Density: Heavier than water, making runoff particularly dangerous.
Chemical Stability: Stable in airtight dry containers kept out of sunlight.
Hazardous Reactions: Vigorous reaction with water, alcohols, bases, and oxidizers—produces heat and toxic vapors.
Incompatibles: Moisture, alkali metals, magnesium, and anything that can cause violent decomposition.
Decomposition: Toxic arsenic oxides and bromine gas—these linger and spread fast.
Acute Exposure: Rapid absorption through skin or lungs, even at low doses, causes nausea, vomiting, abdominal pain, garlic breath, confusion, convulsions, kidney and liver damage.
Chronic Effects: Prolonged, repeated contact or inhalation raises cancer risk, skin lesions, nerve damage, and delayed organ failure.
Sensitization: Some people react more easily to arsenic compounds after initial exposure—risk escalates with every unprotected contact.
Routes of Exposure: Inhalation, skin, ingestion
Carcinogenicity: Classified as a known human carcinogen by IARC and EPA. Statistics link workplace arsenic exposures to lung, skin, and bladder cancers.
Aquatic Toxicity: Highly toxic to aquatic life; bioaccumulates with ease and transmits up food chains. Waterways suffer slow poisoning, fish die-off, and food source disruptions.
Persistence: Arsenic doesn’t just go away. Sediments hold onto it for years—sometimes decades.
Degradability: No effective natural breakdown in water or soil.
Mobility: Once spilled, migration through ground and water systems delivers long-term problems far from the original site.

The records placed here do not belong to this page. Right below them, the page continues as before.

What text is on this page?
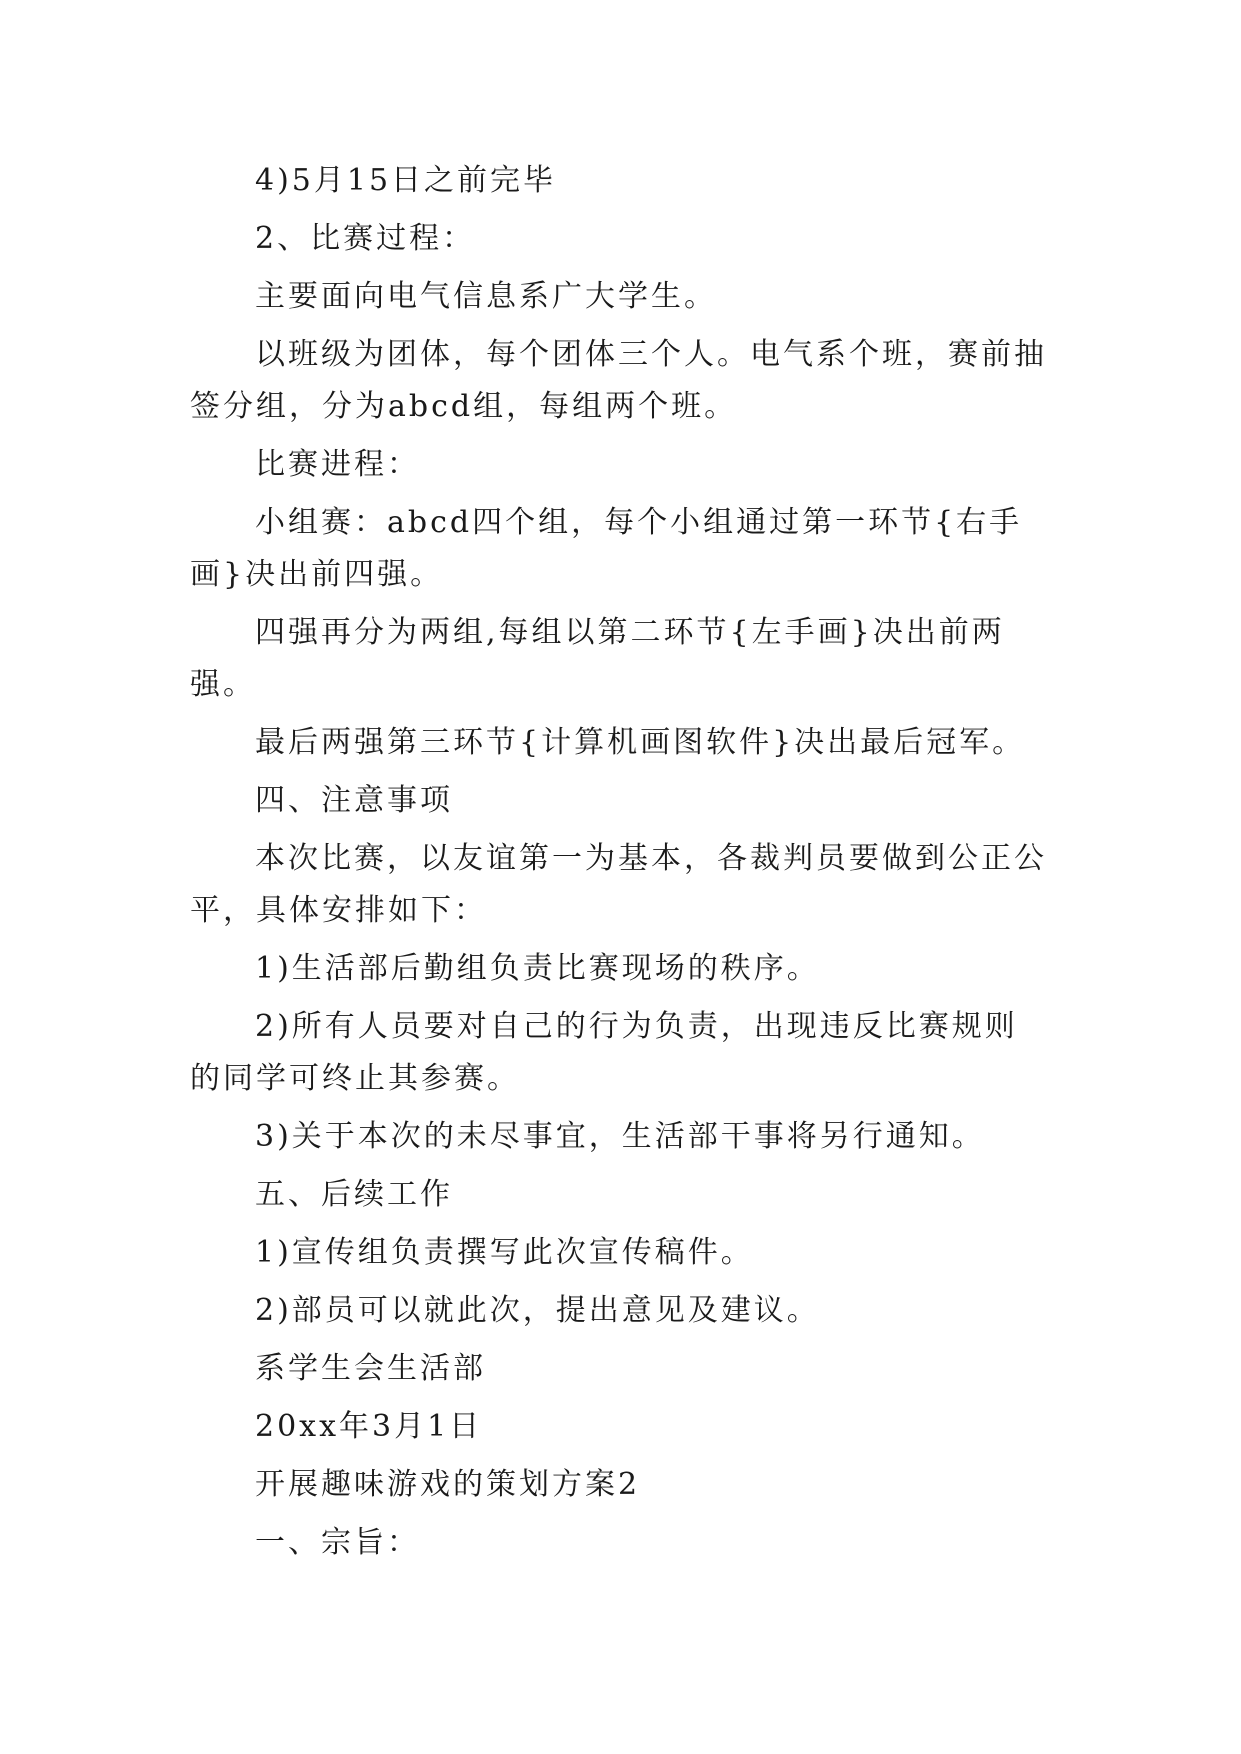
4)5月15日之前完毕

2、比赛过程：

主要面向电气信息系广大学生。

以班级为团体，每个团体三个人。电气系个班，赛前抽签分组，分为abcd组，每组两个班。

比赛进程：

小组赛：abcd四个组，每个小组通过第一环节{右手画}决出前四强。

四强再分为两组,每组以第二环节{左手画}决出前两强。

最后两强第三环节{计算机画图软件}决出最后冠军。

四、注意事项

本次比赛，以友谊第一为基本，各裁判员要做到公正公平，具体安排如下：

1)生活部后勤组负责比赛现场的秩序。

2)所有人员要对自己的行为负责，出现违反比赛规则的同学可终止其参赛。

3)关于本次的未尽事宜，生活部干事将另行通知。

五、后续工作

1)宣传组负责撰写此次宣传稿件。

2)部员可以就此次，提出意见及建议。

系学生会生活部

20xx年3月1日

开展趣味游戏的策划方案2

一、宗旨：
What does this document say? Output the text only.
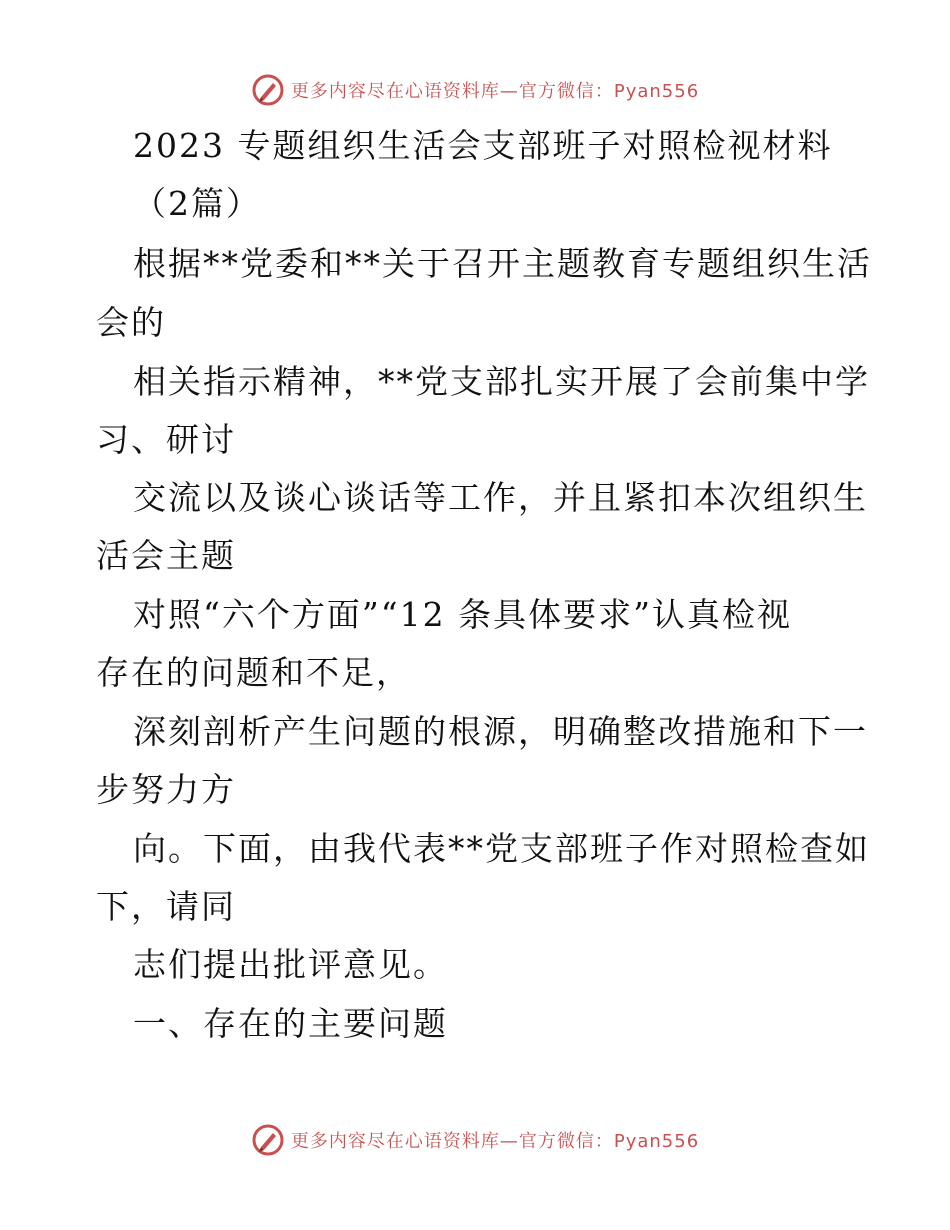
更多内容尽在心语资料库—官方微信：Pyan556
2023 专题组织生活会支部班子对照检视材料
（2篇）
根据**党委和**关于召开主题教育专题组织生活
会的
相关指示精神，**党支部扎实开展了会前集中学
习、研讨
交流以及谈心谈话等工作，并且紧扣本次组织生
活会主题
对照“六个方面”“12 条具体要求”认真检视
存在的问题和不足，
深刻剖析产生问题的根源，明确整改措施和下一
步努力方
向。下面，由我代表**党支部班子作对照检查如
下，请同
志们提出批评意见。
一、存在的主要问题
更多内容尽在心语资料库—官方微信：Pyan556
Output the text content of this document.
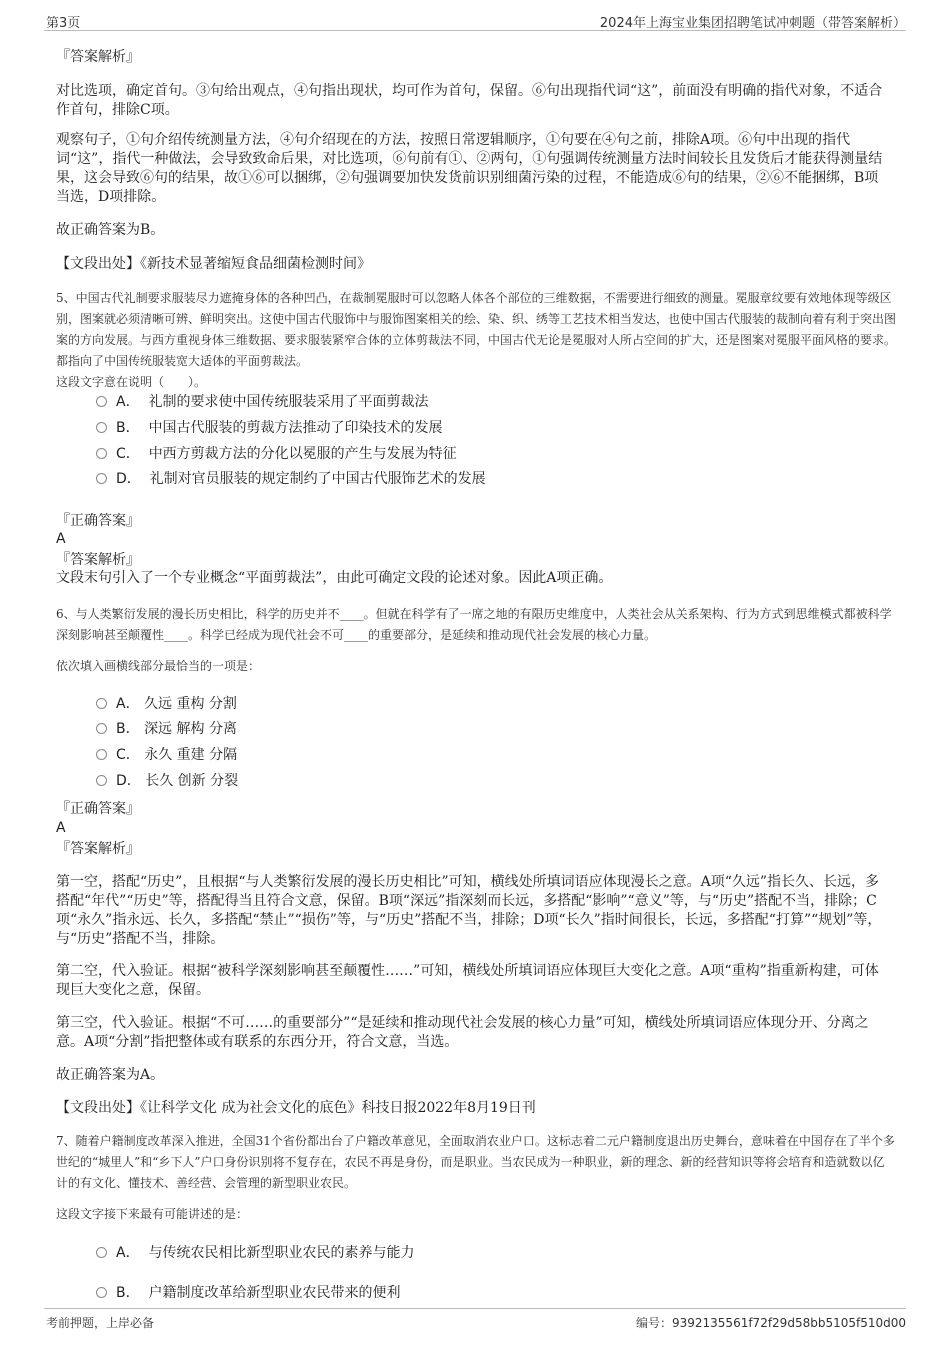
第3页	2024年上海宝业集团招聘笔试冲刺题（带答案解析）
『答案解析』
对比选项，确定首句。③句给出观点，④句指出现状，均可作为首句，保留。⑥句出现指代词“这”，前面没有明确的指代对象，不适合作首句，排除C项。
观察句子，①句介绍传统测量方法，④句介绍现在的方法，按照日常逻辑顺序，①句要在④句之前，排除A项。⑥句中出现的指代词“这”，指代一种做法，会导致致命后果，对比选项，⑥句前有①、②两句，①句强调传统测量方法时间较长且发货后才能获得测量结果，这会导致⑥句的结果，故①⑥可以捆绑，②句强调要加快发货前识别细菌污染的过程，不能造成⑥句的结果，②⑥不能捆绑，B项当选，D项排除。
故正确答案为B。
【文段出处】《新技术显著缩短食品细菌检测时间》
5、中国古代礼制要求服装尽力遮掩身体的各种凹凸，在裁制冕服时可以忽略人体各个部位的三维数据，不需要进行细致的测量。冕服章纹要有效地体现等级区别，图案就必须清晰可辨、鲜明突出。这使中国古代服饰中与服饰图案相关的绘、染、织、绣等工艺技术相当发达，也使中国古代服装的裁制向着有利于突出图案的方向发展。与西方重视身体三维数据、要求服装紧窄合体的立体剪裁法不同，中国古代无论是冕服对人所占空间的扩大，还是图案对冕服平面风格的要求。都指向了中国传统服装宽大适体的平面剪裁法。
这段文字意在说明（　　）。
A． 礼制的要求使中国传统服装采用了平面剪裁法
B． 中国古代服装的剪裁方法推动了印染技术的发展
C． 中西方剪裁方法的分化以冕服的产生与发展为特征
D． 礼制对官员服装的规定制约了中国古代服饰艺术的发展
『正确答案』
A
『答案解析』
文段末句引入了一个专业概念“平面剪裁法”，由此可确定文段的论述对象。因此A项正确。
6、与人类繁衍发展的漫长历史相比，科学的历史并不____。但就在科学有了一席之地的有限历史维度中，人类社会从关系架构、行为方式到思维模式都被科学深刻影响甚至颠覆性____。科学已经成为现代社会不可____的重要部分，是延续和推动现代社会发展的核心力量。
依次填入画横线部分最恰当的一项是：
A． 久远 重构 分割
B． 深远 解构 分离
C． 永久 重建 分隔
D． 长久 创新 分裂
『正确答案』
A
『答案解析』
第一空，搭配“历史”，且根据“与人类繁衍发展的漫长历史相比”可知，横线处所填词语应体现漫长之意。A项“久远”指长久、长远，多搭配“年代”“历史”等，搭配得当且符合文意，保留。B项“深远”指深刻而长远，多搭配“影响”“意义”等，与“历史”搭配不当，排除；C项“永久”指永远、长久，多搭配“禁止”“损伤”等，与“历史”搭配不当，排除；D项“长久”指时间很长，长远，多搭配“打算”“规划”等，与“历史”搭配不当，排除。
第二空，代入验证。根据“被科学深刻影响甚至颠覆性……”可知，横线处所填词语应体现巨大变化之意。A项“重构”指重新构建，可体现巨大变化之意，保留。
第三空，代入验证。根据“不可……的重要部分”“是延续和推动现代社会发展的核心力量”可知，横线处所填词语应体现分开、分离之意。A项“分割”指把整体或有联系的东西分开，符合文意，当选。
故正确答案为A。
【文段出处】《让科学文化 成为社会文化的底色》科技日报2022年8月19日刊
7、随着户籍制度改革深入推进，全国31个省份都出台了户籍改革意见，全面取消农业户口。这标志着二元户籍制度退出历史舞台，意味着在中国存在了半个多世纪的“城里人”和“乡下人”户口身份识别将不复存在，农民不再是身份，而是职业。当农民成为一种职业，新的理念、新的经营知识等将会培育和造就数以亿计的有文化、懂技术、善经营、会管理的新型职业农民。
这段文字接下来最有可能讲述的是：
A． 与传统农民相比新型职业农民的素养与能力
B． 户籍制度改革给新型职业农民带来的便利
考前押题，上岸必备	编号：9392135561f72f29d58bb5105f510d00
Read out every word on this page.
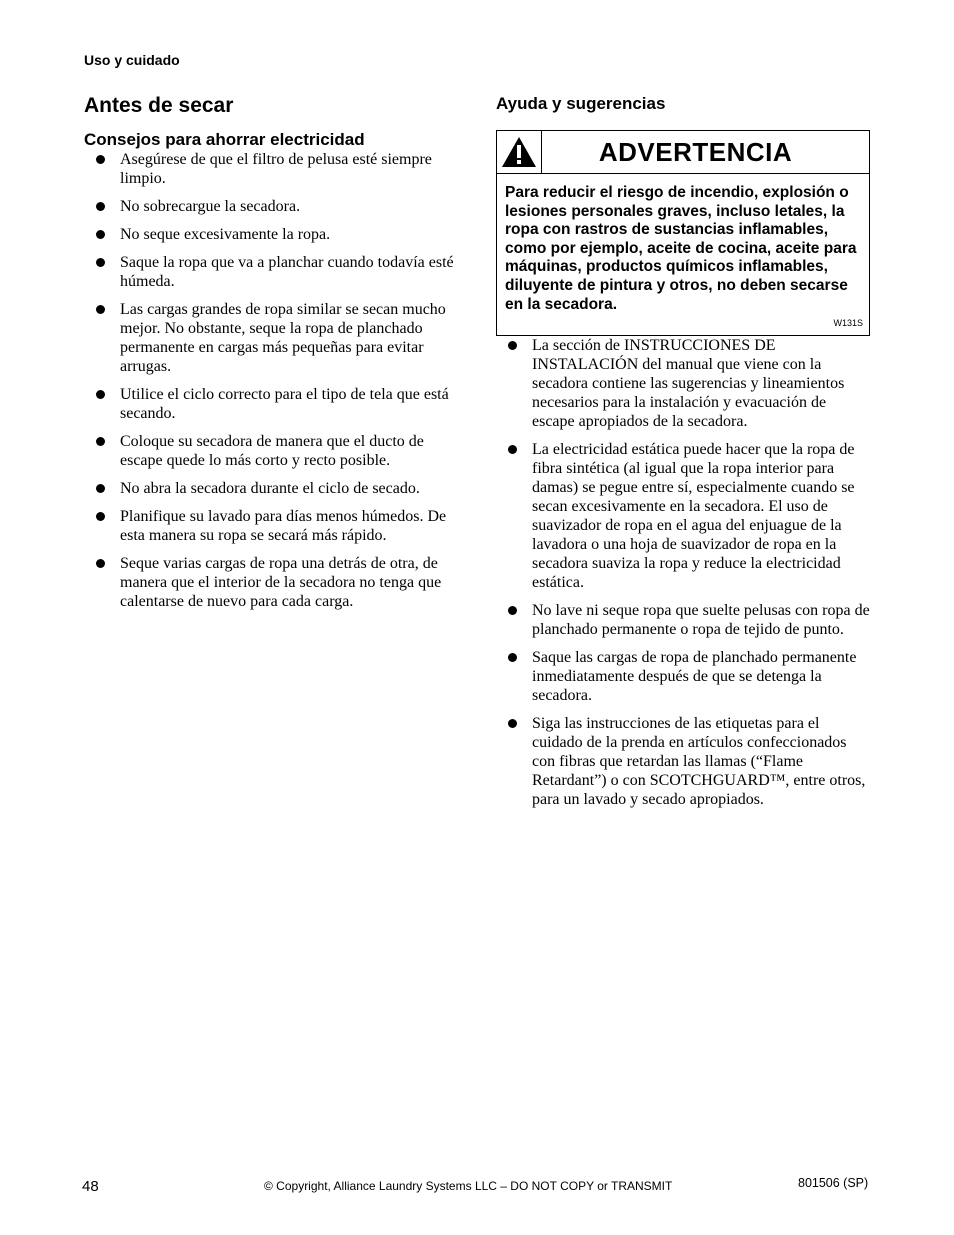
Uso y cuidado
Antes de secar
Consejos para ahorrar electricidad
Asegúrese de que el filtro de pelusa esté siempre limpio.
No sobrecargue la secadora.
No seque excesivamente la ropa.
Saque la ropa que va a planchar cuando todavía esté húmeda.
Las cargas grandes de ropa similar se secan mucho mejor. No obstante, seque la ropa de planchado permanente en cargas más pequeñas para evitar arrugas.
Utilice el ciclo correcto para el tipo de tela que está secando.
Coloque su secadora de manera que el ducto de escape quede lo más corto y recto posible.
No abra la secadora durante el ciclo de secado.
Planifique su lavado para días menos húmedos. De esta manera su ropa se secará más rápido.
Seque varias cargas de ropa una detrás de otra, de manera que el interior de la secadora no tenga que calentarse de nuevo para cada carga.
Ayuda y sugerencias
ADVERTENCIA
Para reducir el riesgo de incendio, explosión o lesiones personales graves, incluso letales, la ropa con rastros de sustancias inflamables, como por ejemplo, aceite de cocina, aceite para máquinas, productos químicos inflamables, diluyente de pintura y otros, no deben secarse en la secadora.
W131S
La sección de INSTRUCCIONES DE INSTALACIÓN del manual que viene con la secadora contiene las sugerencias y lineamientos necesarios para la instalación y evacuación de escape apropiados de la secadora.
La electricidad estática puede hacer que la ropa de fibra sintética (al igual que la ropa interior para damas) se pegue entre sí, especialmente cuando se secan excesivamente en la secadora. El uso de suavizador de ropa en el agua del enjuague de la lavadora o una hoja de suavizador de ropa en la secadora suaviza la ropa y reduce la electricidad estática.
No lave ni seque ropa que suelte pelusas con ropa de planchado permanente o ropa de tejido de punto.
Saque las cargas de ropa de planchado permanente inmediatamente después de que se detenga la secadora.
Siga las instrucciones de las etiquetas para el cuidado de la prenda en artículos confeccionados con fibras que retardan las llamas (“Flame Retardant”) o con SCOTCHGUARD™, entre otros, para un lavado y secado apropiados.
48	© Copyright, Alliance Laundry Systems LLC – DO NOT COPY or TRANSMIT	801506 (SP)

Waste Treatment: Never pour down drains or put in household waste. Collect in sealed, labeled containers and pass on to licensed hazardous waste processors.
Regulatory Controls: Strict tracking under hazardous waste laws in most regions. Fines and penalties mean little compared to risks from improper disposal.
Cleanup Aftermath: Areas exposed to spills require aggressive decontamination—soil removal, water treatment, and, often, permanent site monitoring.
Shipping Name: Toxic solid, inorganic, n.o.s. (contains arsenic tribromide)
UN Number: UN 3288
Packaging: Special UN-approved drums or bottles, shock-resistant and sealed in secondary containment with clear hazard warning diamonds.
Transport Risks: Spills in transit can trigger major emergency response. Transit restrictions and routes usually require notification and pre-approval from local authorities.
Classification: Arsenic tribromide sits on many countries’ lists of highly hazardous substances with strict limits on access, use, and reporting.
OSHA / EPA: Occupational exposure heavily regulated, with requirements for training, monitoring, reporting, and immediate spill reporting.
Workplace Controls: Written handling protocols, mandatory training, and regular safety reviews protect workers and communities.